In its modern history, Japan has twice allowed its foreign policy to become unbalanced and skewed away from realist principles that anchor its national security. In the era of pre-war militarism, Japan allowed its preoccupation with the security threat associated with the Korean Peninsula to lead it into a policy of predatory colonialism which ultimately ended in a world war it had no chance of winning. In the post-war era, Japan has allowed its national security outlook to become excessively dependent on protection from the United States, leading to entrapment by a hegemonic power that is both declining and increasingly unstable in its domestic and foreign policy outlook.

The Trump era has demonstrated that the epoch where Western allies can depend on the benevolence and altruism of administrations in Washington has come to a close. The lessons of the Trump era may be masked for Japanese conservatives by the blinders of deference and undue admiration for Republicans in the US, but it cannot be doubted that the transactional and highly personalised foreign policy of the Trump administration destabilised the foundations of East Asian security. Trump’s desire for cheap foreign policy victories led to impulsive diplomatic moves vis-à-vis North Korea which created military vulnerabilities for South Korea, and his isolationist impulses left both Japan and South Korea scrambling to appease so that American troop numbers would not be drawn down as threatened.

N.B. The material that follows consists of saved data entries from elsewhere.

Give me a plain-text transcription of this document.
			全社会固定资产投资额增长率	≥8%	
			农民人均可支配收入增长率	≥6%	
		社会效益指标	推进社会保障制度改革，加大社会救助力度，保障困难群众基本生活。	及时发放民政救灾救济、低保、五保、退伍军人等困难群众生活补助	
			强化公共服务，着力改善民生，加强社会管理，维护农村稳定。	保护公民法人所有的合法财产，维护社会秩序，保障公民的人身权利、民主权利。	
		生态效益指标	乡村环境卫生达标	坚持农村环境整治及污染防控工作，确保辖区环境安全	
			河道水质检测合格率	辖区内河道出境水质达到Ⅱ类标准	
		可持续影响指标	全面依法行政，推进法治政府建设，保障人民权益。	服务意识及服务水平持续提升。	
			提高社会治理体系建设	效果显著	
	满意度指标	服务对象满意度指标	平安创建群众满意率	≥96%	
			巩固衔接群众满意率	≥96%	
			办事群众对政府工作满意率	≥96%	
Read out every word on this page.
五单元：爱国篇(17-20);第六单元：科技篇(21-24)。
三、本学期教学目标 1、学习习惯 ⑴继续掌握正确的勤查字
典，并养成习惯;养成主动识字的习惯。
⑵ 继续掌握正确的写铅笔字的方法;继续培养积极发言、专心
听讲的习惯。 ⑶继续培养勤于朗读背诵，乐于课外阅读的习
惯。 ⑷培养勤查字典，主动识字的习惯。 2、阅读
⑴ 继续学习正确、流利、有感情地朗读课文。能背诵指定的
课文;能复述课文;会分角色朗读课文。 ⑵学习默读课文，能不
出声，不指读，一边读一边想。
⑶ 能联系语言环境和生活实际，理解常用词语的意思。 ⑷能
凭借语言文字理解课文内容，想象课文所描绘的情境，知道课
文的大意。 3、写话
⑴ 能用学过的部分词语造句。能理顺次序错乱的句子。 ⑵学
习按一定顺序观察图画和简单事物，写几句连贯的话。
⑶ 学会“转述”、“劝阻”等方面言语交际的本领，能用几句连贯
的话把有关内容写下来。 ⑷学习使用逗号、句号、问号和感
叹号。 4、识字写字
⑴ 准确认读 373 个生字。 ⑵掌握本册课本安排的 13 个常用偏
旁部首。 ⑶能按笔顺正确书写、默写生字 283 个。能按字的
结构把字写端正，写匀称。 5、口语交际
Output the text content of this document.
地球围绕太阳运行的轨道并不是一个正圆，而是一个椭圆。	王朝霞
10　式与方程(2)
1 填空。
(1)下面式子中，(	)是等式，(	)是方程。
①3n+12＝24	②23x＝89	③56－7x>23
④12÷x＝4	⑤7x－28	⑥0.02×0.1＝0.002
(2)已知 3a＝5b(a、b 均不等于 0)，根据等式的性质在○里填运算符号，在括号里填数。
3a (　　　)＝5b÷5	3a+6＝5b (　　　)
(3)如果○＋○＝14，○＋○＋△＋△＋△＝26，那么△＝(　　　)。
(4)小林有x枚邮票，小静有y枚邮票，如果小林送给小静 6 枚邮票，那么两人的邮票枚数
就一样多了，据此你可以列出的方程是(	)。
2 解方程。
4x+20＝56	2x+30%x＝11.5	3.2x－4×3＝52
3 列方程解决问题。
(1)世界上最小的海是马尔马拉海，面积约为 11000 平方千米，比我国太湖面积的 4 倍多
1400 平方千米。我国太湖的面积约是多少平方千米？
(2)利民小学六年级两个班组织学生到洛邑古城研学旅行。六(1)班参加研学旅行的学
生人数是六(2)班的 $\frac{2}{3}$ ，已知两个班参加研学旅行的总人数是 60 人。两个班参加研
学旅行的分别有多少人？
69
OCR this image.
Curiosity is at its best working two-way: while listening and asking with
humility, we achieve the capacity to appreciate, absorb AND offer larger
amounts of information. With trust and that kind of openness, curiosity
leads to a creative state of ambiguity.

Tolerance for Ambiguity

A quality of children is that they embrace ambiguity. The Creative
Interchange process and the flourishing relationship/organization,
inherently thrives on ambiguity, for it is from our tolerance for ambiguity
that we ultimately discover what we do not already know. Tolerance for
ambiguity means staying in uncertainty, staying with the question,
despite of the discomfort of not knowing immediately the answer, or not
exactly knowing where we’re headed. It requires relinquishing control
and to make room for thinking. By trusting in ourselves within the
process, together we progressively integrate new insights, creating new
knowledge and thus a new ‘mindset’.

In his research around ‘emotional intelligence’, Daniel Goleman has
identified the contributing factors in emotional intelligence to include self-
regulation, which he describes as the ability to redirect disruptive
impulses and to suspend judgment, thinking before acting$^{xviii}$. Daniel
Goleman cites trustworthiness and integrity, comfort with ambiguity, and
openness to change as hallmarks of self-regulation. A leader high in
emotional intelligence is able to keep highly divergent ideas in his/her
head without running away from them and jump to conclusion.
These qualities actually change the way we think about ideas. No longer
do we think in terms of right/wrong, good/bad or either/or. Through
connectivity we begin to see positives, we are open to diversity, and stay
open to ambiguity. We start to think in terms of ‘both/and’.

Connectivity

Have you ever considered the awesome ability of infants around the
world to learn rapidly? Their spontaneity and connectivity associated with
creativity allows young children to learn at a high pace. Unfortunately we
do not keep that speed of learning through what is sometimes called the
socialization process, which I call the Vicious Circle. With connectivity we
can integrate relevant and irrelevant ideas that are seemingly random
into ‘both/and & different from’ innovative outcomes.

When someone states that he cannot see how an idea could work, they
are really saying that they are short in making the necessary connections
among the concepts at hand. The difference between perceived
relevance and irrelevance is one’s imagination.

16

Now that the Trump era has come to a close, Japan is at a crossroads in its foreign policy. Clear-eyed analysis suggests that Japan has become too dependent on the American security guarantee, a situation that leaves it vulnerable to entrapment (and therefore abandonment) by an unstable superpower. The post-war ‘peace’ constitution leaves Japan limited in its ability to shape its own security environment. But conservative politicians advocating revision of the constitution are generally oblivious to the real lessons of defeat in WWII. And relations with South Korea, vital for Japan’s security, are at a historic low and the important of the Korean Peninsula for Japan is widely forgotten. It is past time for a re-evaluation and new beginnings.